1. Deteriorating kidney function is a natural aspect of the ageing process. How confident are you in differentiating between CKD and normal age-related kidney function decline?
2. What are some common pitfalls or challenges during the diagnostic work-up for CKD? Were you surprised to read that albuminuria is one of the most important factors involved in CKD progression and CVD risk?
3. Lifestyle changes are an important foundation for CKD management, but long-term adherence can be challenging. What interventions do you find to be the most effective for patients with CKD? What strategies have you, or could you, use to improve engagement and adherence with interventions that are less tolerable?
4. The “four pillars” of CKD management (similar to the approach that is now standard practice for heart failure) targets different aspects of the cardio-renal system to reduce albuminuria, hypertension and hyperglycaemia, and therefore, reduce CKD progression and cardio-renal-metabolic risk. How has your perspective and approach towards CKD management changed over time? Do you take more of a “whole system” approach?

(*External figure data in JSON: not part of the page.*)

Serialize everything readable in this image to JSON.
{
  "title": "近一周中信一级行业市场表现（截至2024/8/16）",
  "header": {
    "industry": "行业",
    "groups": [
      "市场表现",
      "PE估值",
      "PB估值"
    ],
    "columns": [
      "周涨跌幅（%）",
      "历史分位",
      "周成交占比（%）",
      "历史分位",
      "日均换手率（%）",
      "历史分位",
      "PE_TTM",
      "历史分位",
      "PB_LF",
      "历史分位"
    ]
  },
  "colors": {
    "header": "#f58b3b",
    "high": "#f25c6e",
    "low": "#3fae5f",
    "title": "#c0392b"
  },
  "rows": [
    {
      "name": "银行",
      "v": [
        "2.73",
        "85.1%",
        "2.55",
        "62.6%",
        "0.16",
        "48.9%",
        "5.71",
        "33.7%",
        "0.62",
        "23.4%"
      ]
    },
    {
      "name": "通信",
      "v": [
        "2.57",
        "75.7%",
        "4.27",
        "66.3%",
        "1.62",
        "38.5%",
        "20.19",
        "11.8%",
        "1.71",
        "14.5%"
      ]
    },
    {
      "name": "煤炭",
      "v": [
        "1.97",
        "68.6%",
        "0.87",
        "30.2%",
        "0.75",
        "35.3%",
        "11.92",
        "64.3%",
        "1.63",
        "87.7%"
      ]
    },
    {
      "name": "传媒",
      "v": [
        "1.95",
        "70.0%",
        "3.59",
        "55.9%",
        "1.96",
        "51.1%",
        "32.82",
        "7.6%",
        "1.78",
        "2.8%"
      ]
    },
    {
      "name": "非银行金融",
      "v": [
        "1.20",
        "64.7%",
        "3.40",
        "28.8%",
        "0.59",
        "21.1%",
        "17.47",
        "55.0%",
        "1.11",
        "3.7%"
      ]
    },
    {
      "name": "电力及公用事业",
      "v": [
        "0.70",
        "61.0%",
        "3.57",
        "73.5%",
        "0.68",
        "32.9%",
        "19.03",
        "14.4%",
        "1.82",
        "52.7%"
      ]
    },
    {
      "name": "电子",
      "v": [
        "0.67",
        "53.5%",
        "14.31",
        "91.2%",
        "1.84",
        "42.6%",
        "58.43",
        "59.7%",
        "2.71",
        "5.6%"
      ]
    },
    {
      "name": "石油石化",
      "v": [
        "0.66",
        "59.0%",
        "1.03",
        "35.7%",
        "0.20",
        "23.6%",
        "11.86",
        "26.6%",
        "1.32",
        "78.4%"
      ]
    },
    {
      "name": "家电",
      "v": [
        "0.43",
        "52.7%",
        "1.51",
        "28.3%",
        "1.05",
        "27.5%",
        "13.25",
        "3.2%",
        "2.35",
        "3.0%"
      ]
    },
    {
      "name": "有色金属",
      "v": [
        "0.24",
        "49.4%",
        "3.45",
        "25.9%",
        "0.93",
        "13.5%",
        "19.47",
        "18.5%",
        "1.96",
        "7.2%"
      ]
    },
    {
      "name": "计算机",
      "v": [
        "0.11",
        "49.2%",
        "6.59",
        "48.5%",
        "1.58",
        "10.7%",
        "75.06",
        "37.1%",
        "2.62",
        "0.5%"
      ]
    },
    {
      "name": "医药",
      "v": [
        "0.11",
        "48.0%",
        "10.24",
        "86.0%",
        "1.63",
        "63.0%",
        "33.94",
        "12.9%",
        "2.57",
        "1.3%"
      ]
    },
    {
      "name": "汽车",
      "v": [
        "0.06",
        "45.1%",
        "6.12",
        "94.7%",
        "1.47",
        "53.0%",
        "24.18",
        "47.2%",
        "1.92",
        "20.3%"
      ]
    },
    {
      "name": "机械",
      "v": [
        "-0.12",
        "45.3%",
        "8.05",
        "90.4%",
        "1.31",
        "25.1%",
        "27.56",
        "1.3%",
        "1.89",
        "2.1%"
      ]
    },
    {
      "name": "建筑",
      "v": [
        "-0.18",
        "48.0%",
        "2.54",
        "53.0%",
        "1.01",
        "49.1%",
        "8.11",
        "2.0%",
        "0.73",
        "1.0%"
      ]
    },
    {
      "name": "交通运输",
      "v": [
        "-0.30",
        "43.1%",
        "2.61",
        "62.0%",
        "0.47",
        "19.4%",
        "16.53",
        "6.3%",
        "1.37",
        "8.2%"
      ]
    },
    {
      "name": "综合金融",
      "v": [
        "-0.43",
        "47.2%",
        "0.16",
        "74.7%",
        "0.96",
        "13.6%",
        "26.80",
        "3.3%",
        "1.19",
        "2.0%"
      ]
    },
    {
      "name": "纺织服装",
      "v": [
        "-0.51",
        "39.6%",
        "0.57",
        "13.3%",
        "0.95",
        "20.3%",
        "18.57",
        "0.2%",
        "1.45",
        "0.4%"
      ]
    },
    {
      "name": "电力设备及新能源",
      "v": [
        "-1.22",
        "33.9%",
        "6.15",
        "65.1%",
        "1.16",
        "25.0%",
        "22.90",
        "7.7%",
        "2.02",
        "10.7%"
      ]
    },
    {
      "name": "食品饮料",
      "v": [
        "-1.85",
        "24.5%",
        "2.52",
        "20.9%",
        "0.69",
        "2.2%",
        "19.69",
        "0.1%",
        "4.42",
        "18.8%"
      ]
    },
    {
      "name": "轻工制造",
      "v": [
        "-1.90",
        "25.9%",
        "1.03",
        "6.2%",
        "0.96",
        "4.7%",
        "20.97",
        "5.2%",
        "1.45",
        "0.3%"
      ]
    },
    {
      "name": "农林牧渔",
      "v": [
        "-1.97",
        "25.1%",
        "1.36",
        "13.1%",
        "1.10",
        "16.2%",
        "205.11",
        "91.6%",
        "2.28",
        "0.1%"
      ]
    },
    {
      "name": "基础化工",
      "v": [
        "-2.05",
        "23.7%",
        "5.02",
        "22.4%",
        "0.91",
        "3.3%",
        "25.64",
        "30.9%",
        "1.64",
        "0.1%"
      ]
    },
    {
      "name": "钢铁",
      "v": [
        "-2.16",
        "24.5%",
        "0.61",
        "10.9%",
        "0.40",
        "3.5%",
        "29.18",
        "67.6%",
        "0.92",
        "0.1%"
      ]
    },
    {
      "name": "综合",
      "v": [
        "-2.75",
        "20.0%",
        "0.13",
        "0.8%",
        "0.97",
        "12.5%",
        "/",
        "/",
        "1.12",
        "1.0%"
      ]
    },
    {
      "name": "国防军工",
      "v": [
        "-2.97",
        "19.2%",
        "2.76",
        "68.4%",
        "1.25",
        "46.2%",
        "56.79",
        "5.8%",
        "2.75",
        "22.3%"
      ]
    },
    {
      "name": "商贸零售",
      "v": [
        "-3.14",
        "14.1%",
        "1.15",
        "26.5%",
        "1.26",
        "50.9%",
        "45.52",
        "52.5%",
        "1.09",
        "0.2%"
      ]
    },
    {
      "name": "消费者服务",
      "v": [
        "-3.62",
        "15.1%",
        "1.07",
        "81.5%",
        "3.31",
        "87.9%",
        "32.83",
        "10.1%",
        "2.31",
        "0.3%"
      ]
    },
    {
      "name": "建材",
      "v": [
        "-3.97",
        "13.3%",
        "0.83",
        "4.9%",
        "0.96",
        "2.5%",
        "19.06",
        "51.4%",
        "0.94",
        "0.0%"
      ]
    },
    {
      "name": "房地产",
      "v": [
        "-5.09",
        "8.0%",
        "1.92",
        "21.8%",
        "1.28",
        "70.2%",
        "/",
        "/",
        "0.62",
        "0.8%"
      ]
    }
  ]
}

5. All patients with CKD should be taking an ACE inhibitor or ARB. Which medicine class do you prefer to prescribe and why? Acute changes in serum creatinine and potassium can occur following initiation of an ACE inhibitor/ARB. What is your usual approach to managing this?
6. SGLT-2 inhibitors have demonstrated cardio-renal benefits in people with CKD, including in those without diabetes. Therefore, empagliflozin should be added to the treatment regimen, where possible. What benefits have you observed in patients with CKD taking empagliflozin? Is it usually well tolerated? Empagliflozin is only funded for patients with co-morbid diabetes or heart failure who meet certain criteria. How do you approach conversations around self-funding treatment? In your experience, are many patients who may benefit from empagliflozin but not eligible for funding, willing to pay? Do you have a system in place to regularly review whether patients who previously did not meet Special Authority criteria now do?
7. What is your general approach to the ongoing management of patients with CKD? What are the key parameters that you monitor? What are some common changes to the medicine regimen that you make? In your experience, what are the most common complications that occur as CKD progresses?